Business continuity planning.
Contract structure.
This supports more robust sourcing decisions as the industry continues adapting to structural change.
One of the most important lessons from recent industry restructuring is that procurement risk should increasingly be assessed at the operating-region level, not simply at the parent-company level.
For organisations purchasing from both Gulf and European manufacturing assets, supplier risk registers should distinguish between the two operations.
For example:
SABIC Gulf Operations
Current considerations include:
Improving export capability.
Recovering maritime logistics.
Continued dependence on Gulf shipping routes.
Integrated feedstock advantages.
Regional geopolitical exposure.
European Petrochemical Operations
Current considerations include:
Ownership transition.
Turnaround-focused management.
Manufacturing optimisation.
Capital investment priorities.
European energy and competitiveness challenges.
Treating these as separate sourcing environments provides a more accurate picture of operational and commercial risk.

Regional divergence also has implications for commercial agreements.
Procurement teams should review whether contracts adequately address:
Manufacturing site identification.
Approved production locations.
Supply continuity obligations.
Alternative sourcing arrangements.
Change-of-control provisions.
Notification requirements following ownership changes.
These contractual considerations become increasingly valuable when manufacturing networks evolve through restructuring.
An ownership transition should not automatically be interpreted as an operational problem.
In many cases:
Existing production continues.
Product specifications remain unchanged.
Customer contracts are honoured.
Manufacturing personnel remain in place.
Regulatory approvals continue uninterrupted.

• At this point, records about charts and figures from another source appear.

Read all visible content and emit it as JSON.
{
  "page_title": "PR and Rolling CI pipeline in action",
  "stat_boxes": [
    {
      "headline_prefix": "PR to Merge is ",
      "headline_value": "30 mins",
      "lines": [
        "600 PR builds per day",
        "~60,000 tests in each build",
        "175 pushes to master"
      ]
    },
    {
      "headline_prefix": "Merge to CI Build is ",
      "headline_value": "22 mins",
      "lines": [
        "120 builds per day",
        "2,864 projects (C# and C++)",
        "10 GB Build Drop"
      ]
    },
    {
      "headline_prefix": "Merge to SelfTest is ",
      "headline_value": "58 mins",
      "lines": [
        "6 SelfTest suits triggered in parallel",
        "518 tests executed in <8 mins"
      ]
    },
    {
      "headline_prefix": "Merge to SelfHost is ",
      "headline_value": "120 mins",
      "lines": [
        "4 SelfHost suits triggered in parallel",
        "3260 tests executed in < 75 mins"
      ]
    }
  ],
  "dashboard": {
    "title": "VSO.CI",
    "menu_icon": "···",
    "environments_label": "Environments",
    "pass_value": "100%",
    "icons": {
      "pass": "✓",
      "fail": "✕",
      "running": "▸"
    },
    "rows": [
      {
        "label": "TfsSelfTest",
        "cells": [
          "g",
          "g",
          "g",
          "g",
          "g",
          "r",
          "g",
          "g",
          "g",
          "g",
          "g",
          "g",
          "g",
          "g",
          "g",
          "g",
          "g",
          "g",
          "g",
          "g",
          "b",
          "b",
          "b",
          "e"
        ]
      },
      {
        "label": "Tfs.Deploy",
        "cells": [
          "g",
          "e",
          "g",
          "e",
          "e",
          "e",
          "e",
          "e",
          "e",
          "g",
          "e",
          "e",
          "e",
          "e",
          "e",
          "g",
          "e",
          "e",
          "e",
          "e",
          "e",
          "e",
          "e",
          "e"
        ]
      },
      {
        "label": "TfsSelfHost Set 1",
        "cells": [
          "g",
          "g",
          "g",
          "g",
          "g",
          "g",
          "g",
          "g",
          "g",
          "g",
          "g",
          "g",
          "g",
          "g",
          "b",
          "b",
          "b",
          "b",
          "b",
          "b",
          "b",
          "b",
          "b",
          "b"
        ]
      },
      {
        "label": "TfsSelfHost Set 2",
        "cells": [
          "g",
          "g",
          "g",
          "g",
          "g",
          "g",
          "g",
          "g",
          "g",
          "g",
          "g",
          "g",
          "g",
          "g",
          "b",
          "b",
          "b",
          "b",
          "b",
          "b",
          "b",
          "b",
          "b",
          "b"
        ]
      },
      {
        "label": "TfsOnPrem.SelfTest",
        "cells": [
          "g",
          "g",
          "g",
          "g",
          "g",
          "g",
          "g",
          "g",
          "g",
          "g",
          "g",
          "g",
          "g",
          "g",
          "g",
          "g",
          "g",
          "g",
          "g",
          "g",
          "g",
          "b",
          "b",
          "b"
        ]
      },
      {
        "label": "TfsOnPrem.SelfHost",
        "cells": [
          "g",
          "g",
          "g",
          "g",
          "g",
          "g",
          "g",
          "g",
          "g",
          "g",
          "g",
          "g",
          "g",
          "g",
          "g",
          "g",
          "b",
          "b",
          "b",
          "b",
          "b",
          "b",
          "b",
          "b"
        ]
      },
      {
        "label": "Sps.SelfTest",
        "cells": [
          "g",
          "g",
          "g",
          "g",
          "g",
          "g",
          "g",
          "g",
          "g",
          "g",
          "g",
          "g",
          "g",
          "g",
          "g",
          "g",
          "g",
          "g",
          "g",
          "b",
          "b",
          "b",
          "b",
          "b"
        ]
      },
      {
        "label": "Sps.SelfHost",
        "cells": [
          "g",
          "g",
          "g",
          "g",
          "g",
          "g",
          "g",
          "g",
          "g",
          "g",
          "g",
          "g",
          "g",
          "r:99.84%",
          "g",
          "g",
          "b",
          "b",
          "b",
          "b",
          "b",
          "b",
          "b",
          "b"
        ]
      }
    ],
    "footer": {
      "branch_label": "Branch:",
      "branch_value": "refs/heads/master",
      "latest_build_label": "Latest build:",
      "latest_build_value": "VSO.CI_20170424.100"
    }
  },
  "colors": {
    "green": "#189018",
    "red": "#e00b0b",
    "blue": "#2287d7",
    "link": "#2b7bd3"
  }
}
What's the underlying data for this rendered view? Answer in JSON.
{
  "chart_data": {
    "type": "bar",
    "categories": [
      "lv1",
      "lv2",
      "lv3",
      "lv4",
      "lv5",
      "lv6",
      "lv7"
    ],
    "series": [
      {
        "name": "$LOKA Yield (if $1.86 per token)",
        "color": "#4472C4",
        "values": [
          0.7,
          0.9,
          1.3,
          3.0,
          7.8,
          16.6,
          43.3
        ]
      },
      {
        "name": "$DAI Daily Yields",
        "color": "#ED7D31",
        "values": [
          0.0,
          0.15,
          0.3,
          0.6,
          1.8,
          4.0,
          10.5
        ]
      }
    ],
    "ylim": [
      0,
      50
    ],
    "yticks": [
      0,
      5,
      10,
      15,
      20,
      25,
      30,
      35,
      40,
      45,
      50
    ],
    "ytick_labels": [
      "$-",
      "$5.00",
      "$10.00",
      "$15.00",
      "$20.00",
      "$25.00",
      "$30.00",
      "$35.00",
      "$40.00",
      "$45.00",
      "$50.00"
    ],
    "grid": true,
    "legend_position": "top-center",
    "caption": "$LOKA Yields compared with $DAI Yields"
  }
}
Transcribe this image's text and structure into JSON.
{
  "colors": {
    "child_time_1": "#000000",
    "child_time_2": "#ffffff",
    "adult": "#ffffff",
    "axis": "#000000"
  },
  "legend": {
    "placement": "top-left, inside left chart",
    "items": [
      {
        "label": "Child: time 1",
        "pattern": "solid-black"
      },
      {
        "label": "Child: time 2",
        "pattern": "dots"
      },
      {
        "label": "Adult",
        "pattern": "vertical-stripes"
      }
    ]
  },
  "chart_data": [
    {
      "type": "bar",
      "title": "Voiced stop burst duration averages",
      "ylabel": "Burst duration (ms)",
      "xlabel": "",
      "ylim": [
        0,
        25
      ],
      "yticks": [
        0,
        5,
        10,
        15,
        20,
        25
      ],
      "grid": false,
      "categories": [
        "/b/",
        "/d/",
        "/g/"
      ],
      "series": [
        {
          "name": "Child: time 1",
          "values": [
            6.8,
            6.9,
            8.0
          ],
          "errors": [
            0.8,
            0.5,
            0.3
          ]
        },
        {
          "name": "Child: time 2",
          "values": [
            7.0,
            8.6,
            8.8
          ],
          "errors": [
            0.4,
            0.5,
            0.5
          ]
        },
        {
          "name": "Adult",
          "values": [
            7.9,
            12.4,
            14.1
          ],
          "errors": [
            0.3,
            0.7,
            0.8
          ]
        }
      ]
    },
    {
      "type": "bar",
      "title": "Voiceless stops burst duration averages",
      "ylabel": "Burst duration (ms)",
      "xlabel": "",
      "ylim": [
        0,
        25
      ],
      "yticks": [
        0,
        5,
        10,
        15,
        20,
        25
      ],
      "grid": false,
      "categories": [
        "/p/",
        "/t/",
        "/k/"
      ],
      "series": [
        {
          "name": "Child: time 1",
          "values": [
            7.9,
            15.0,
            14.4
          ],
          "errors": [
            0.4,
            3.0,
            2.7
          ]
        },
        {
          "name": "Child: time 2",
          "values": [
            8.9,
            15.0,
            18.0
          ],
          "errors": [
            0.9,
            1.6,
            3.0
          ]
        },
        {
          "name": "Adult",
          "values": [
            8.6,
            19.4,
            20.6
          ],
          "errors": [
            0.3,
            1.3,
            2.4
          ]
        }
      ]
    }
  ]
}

However, procurement teams should monitor how new owners approach:
Capital expenditure.
Maintenance programmes.
Capacity utilisation.
Product portfolio strategy.
Customer engagement.
These factors provide a clearer indication of long-term supplier capability than ownership changes alone.
Despite recent disruption, Saudi Arabia remains one of the world's most strategically important chemical production and export regions.
The recovery of export operations at Ras Tanura reinforces the country's importance within global supply chains for petrochemicals, polymers and industrial feedstocks.
For procurement professionals, the combination of improving logistics and integrated production infrastructure supports continued confidence in Saudi manufacturing while recognising that regional geopolitical developments should remain part of ongoing risk assessments.
Recent developments demonstrate that procurement professionals should increasingly evaluate suppliers based on where products are manufactured rather than solely on who owns the business. The improving operational picture at Ras Tanura supports confidence in Gulf-origin chemical exports, while the restructuring of SABIC's European petrochemical operations creates a distinct commercial entity with different ownership, strategic priorities and operational considerations. Although both businesses have historical links, they should now be assessed independently from a procurement perspective.
This separation reflects a broader trend across the global chemical industry. Portfolio optimisation, regional competitiveness and capital allocation are creating more differentiated manufacturing networks, even within the same corporate family. Supplier risk assessment therefore requires greater attention to manufacturing geography, logistics exposure and regional investment strategies rather than relying only on consolidated corporate financial performance.
The key lesson for H2 2026 is that regional supply chain intelligence has become an essential component of procurement strategy. Organisations that distinguish between Gulf manufacturing, European production and other regional operating platforms will develop more accurate supplier risk assessments, stronger business continuity plans and more resilient sourcing strategies as the global chemical industry continues its structural transformation.